Em certos trechos, a Volta à Flandres é uma tentativa inusitada de colocar o Rossio na rua da Betesga. O estreitamento dos setores macadamizados serve de funil para filtrar os resistentes. Os paralelepípedos de arestas vetustas causam turbulência nas pedaladas. Na frente do segundo monumento da temporada chegou um ser que anda sempre em cima das nuvens vestido de branco como um anjo.
Os primeiros quilómetros de 269 decorreram com a tranquilidade de um circuito de cicloturismo. Depois, começou uma outra corrida, convulsiva, agitada e imprevisível. No Oude Kwaremont, o primeiro segmento com pedras a pintalgar um oblongo corredor, houve no pelotão quem tivesse que parar, pôr o pé no chão, tirar senha, esperar que fosse chamado o seu número e voltar a subir para a bicicleta.
Com esta demonstração de biatlo, começava a ser distribuído um surto de nervos. De maneira contraditória, foi numa estrada de asfalto, larga, que se sucedeu um acidente que afetou algumas previsões. Elementos da Alpecin-Deceuninck, incluindo Mathieu van der Poel, e da UAE Emirates envolveram-se numa queda. Tentou aproveitar-se a Red Bull-BORA-hansgrohe sem grande efeito.
A seleção tardava a ser feita. A UAE Emirates estava debilitada e ao quilómetro 80 já era António Morgado, quinto em 2024, 90.º em 2025, que dava cabeçadas no vento.

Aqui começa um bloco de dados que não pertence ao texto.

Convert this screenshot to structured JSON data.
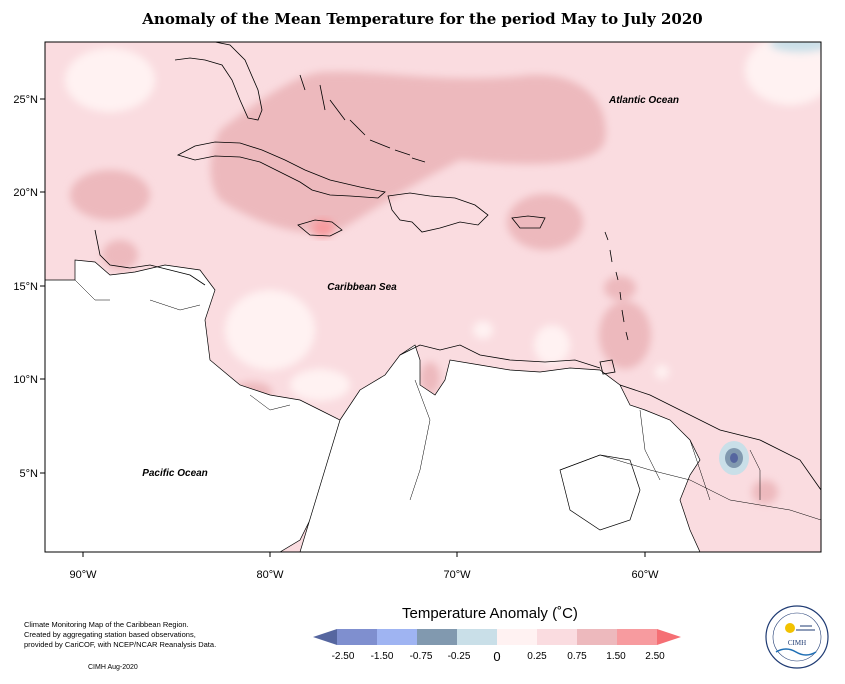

Na fuga seguia Filippo Ganna, afetado pelo vírus Tadej Pogačar, patologia que leva o seu portador a acreditar que pode ganhar em todo e qualquer terreno.
O Oude Kwaremont voltaria a estar em foco. Tadej Pogačar, na segunda passagem pelo local, transportando na sacola Mathieu van der Poel, Wout van Aert, Matteo Jorgenson e Mads Pedersen. Assim que este grupo de perseguidores se juntou à frente da corrida, a UAE Emirates deu conta, mais uma vez, dos efeitos do seu desnorte tático. A Visma tinha três ciclistas, tal como a Lidl-Trek, no grupo restrito que entrava nos últimos 40 quilómetros em melhores condições para decidir a corrida.
Tadej Pogačar, tantas vezes habituado a colaborar consigo mesmo, desfez a lógica coletiva e passou a liderar a corrida aos repelões. Mathieu van der Poel parecia ser quem estava em melhores condições de resistir. O mano a mano das clássicas entre dois corredores com sete monumentos conquistados estava a ser lançado, mas ciclistas como Pedersen, Van Aert e Stuyven ressuscitaram.
O esloveno que esta semana disse que “as redes sociais são o cancro da sociedade”, ligou o modo de voo, colocou-se offline e não deixou ninguém conectado. O campeão do mundo conquistou a Volta à Flandres pela segunda vez na carreira. Mads Pedersen (2.º) e Mathieu van der Poel (3.º) sprintaram por um lugar no pódio.